I never considered saying this to my two babies, but then again I never thought a president would make moral equivalences and excuses for white supremacist terrorism. After Tuesday’s news conference, we know that President Trump believes thereare “both sides” to the tragic violence in Charlottesville that left one woman dead and 19 injured. There are apparently “many sides” to the conflict, but only one man, James Alex Fields, a Nazi sympathizer, who was charged with deliberately plowing his car into a crowd killing Heather Heyer, an anti-racism advocate. In reviewing his response to the Charlottesville tragedy, it seems Trump has different standards for different Americans: one for his base, the alt-right, and another for Muslims and people of color.
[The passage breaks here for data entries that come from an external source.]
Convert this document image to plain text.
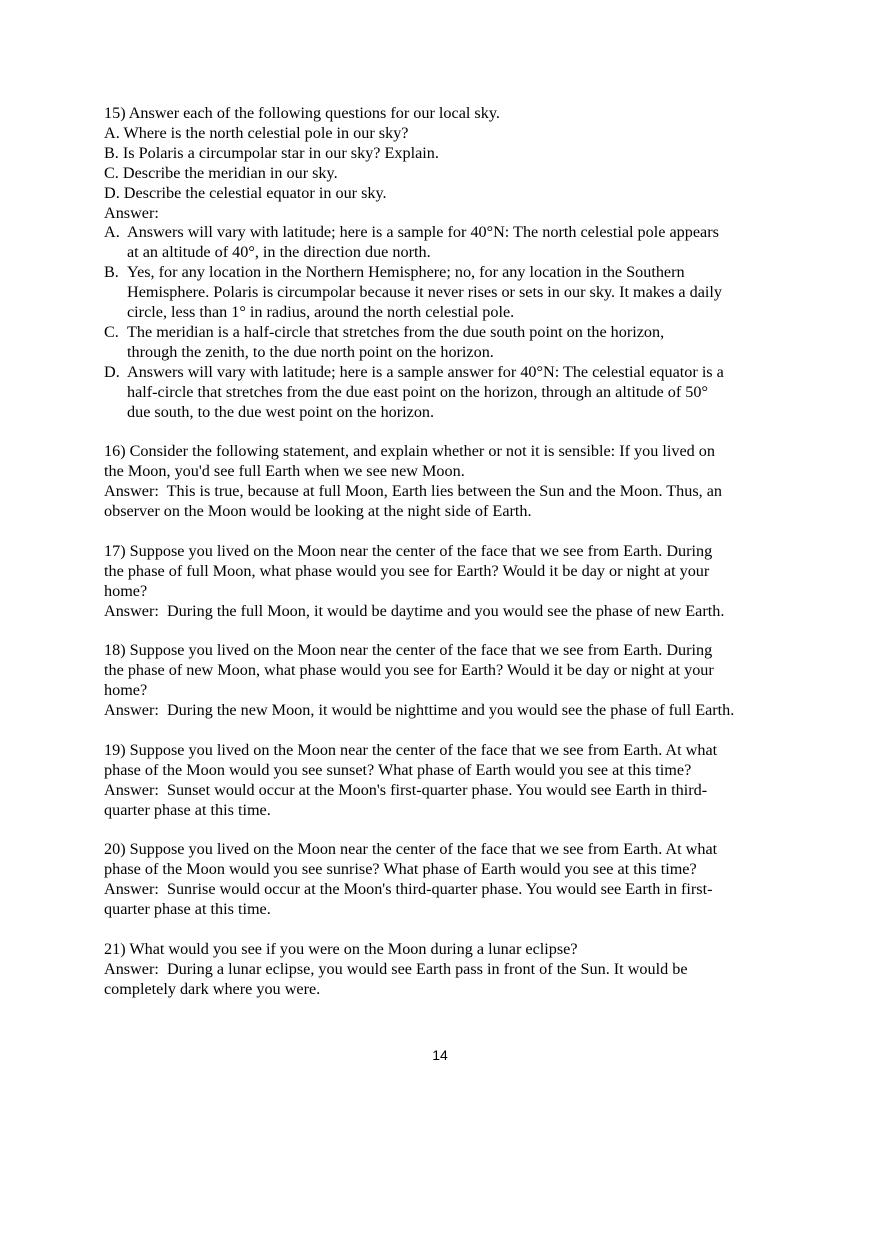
15) Answer each of the following questions for our local sky.
A. Where is the north celestial pole in our sky?
B. Is Polaris a circumpolar star in our sky? Explain.
C. Describe the meridian in our sky.
D. Describe the celestial equator in our sky.
Answer:
A. Answers will vary with latitude; here is a sample for 40°N: The north celestial pole appears
at an altitude of 40°, in the direction due north.
B. Yes, for any location in the Northern Hemisphere; no, for any location in the Southern
Hemisphere. Polaris is circumpolar because it never rises or sets in our sky. It makes a daily
circle, less than 1° in radius, around the north celestial pole.
C. The meridian is a half-circle that stretches from the due south point on the horizon,
through the zenith, to the due north point on the horizon.
D. Answers will vary with latitude; here is a sample answer for 40°N: The celestial equator is a
half-circle that stretches from the due east point on the horizon, through an altitude of 50°
due south, to the due west point on the horizon.
16) Consider the following statement, and explain whether or not it is sensible: If you lived on
the Moon, you'd see full Earth when we see new Moon.
Answer:  This is true, because at full Moon, Earth lies between the Sun and the Moon. Thus, an
observer on the Moon would be looking at the night side of Earth.
17) Suppose you lived on the Moon near the center of the face that we see from Earth. During
the phase of full Moon, what phase would you see for Earth? Would it be day or night at your
home?
Answer:  During the full Moon, it would be daytime and you would see the phase of new Earth.
18) Suppose you lived on the Moon near the center of the face that we see from Earth. During
the phase of new Moon, what phase would you see for Earth? Would it be day or night at your
home?
Answer:  During the new Moon, it would be nighttime and you would see the phase of full Earth.
19) Suppose you lived on the Moon near the center of the face that we see from Earth. At what
phase of the Moon would you see sunset? What phase of Earth would you see at this time?
Answer:  Sunset would occur at the Moon's first-quarter phase. You would see Earth in third-
quarter phase at this time.
20) Suppose you lived on the Moon near the center of the face that we see from Earth. At what
phase of the Moon would you see sunrise? What phase of Earth would you see at this time?
Answer:  Sunrise would occur at the Moon's third-quarter phase. You would see Earth in first-
quarter phase at this time.
21) What would you see if you were on the Moon during a lunar eclipse?
Answer:  During a lunar eclipse, you would see Earth pass in front of the Sun. It would be
completely dark where you were.
14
According to Trump, there were “very fine people” in the weekend rally assembled by members of the alt-right. Some of these “very fine people” included white men and women in Old Navy and Gap clothes carrying Tiki torches bought at Walmart, many armed to the teeth, shouting anti-Semitic and racist slogans and lifting their arms in Nazi salutes. Even though they chanted, “The Jews will not replace us!”, I’m sure they’ll give a pass to the president’s Jewish grandchildren. These misunderstood men are nuanced, sophisticated and generous. They deserve careful restraint in denouncing them.